Порой впечатление от прочитанного наполняло ее таким волнением, что она должна была с кем-нибудь поделиться. Для этого служили обеденные перерывы, когда работницы рассаживались кучками возле столов, уплетая бутерброды с горячим чаем. Уловив минуту, Евдокия Филипповна начинала рассказывать прочитанное в книге. Иной раз она не успевала кончить, тогда самая молодая в их бригаде, веселая болтушка Наталка объявляла: «Вторая серия завтра в двенадцать часов…» И на следующий день Евдокию Филипповну уже торопили: «Ну и что ж она сделала после этого?» Чем длиннее была история, тем она казалась слушателям интереснее. Если Евдокия Филипповна не успевала закончить и на второй день, то терпеливо ждали и «третьей серии». А уже потом дружно осуждали обидчиков и радовались, что жизнь дала хорошим людям все, чего они хотели.
В эти минуты Евдокия Филипповна чувствовала себя счастливой. Находила единомышленников, с которыми щедро делилась найденным сокровищем.
Так было, пока в мастерской не появилась новая работница, которая с первого дня обратила на себя внимание тем, что с каким-то странным неистовством ее зеленоватые глаза словно впивались в шитье. Казалось, она ненавидела раскроенное платье, и если не могла острыми ногтями разорвать ткань в клочья, то подставляла ее под удары иголки, шепча накрашенными губами: «Так тебе и надо…»

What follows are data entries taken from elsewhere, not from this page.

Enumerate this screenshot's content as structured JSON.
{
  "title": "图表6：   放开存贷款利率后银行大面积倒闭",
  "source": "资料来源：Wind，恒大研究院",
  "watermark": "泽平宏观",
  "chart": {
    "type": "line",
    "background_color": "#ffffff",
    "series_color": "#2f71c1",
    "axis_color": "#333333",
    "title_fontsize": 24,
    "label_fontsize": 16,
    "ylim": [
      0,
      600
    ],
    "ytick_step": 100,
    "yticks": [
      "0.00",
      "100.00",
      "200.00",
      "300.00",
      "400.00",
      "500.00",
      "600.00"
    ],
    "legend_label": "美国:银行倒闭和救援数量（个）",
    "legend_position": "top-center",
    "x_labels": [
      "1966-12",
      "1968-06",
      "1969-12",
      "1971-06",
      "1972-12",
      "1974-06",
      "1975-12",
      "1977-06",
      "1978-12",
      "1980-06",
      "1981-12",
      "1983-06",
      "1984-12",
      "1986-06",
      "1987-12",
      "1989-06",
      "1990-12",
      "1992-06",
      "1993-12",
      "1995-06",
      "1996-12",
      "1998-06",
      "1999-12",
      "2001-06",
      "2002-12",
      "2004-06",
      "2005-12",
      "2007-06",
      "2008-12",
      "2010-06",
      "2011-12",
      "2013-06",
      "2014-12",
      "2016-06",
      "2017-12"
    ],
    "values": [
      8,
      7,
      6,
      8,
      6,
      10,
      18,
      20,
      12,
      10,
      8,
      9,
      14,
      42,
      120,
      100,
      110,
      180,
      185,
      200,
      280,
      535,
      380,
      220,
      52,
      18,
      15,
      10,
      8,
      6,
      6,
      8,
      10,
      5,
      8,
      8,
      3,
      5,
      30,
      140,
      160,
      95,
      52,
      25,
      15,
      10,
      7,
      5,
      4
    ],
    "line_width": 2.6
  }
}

Была она молодой, около тридцати, звали Вероникой. Это имя показалось Евдокии Филипповне очень красивым, ей даже немного завидно стало, потому что собственное имя, на ее взгляд, было обыденное, серое. И сама Вероника — красивая, зеленоглазая — вызывала симпатию. Евдокия Филипповна защищала новенькую от тех, кто в ее хмурой молчаливости видел высокомерие; у самой же Евдокии Филипповны суровая замкнутость Вероники вызывала робкое уважение.
Но ее робость усилилась, когда во время очередного рассказа о новой только что прочитанной книжке она перехватила мгновенный взгляд Вероники, которая сидела с отчужденным лицом, вперив глаза в пол. Евдокия Филипповна запнулась, зябко передернула плечами, но нашла в себе силы довести рассказ до конца, а выслушав все те же сердобольные суждения своих товарок, и совсем успокоилась.
И все-таки некоторое время молчала, замкнулась, хоть ей очень хотелось сказать, что в руки попала новая чудесная книга. Сама себе пересказывала, идя домой, отдельные эпизоды, все больше убеждая себя, что такая история тронет любого — даже зеленоглазую Веронику.
Но даже решившись, она еще несколько дней откладывала беседу о книге, которой жила. Один день Вероника была очень мрачной, мрачнее, чем обычно. В другой раз, уже идя в комнату отдыха, где собирались на обед, Евдокия Филипповна заметила, что новая работница, отвернувшись к окну, тайком вытирает слезы.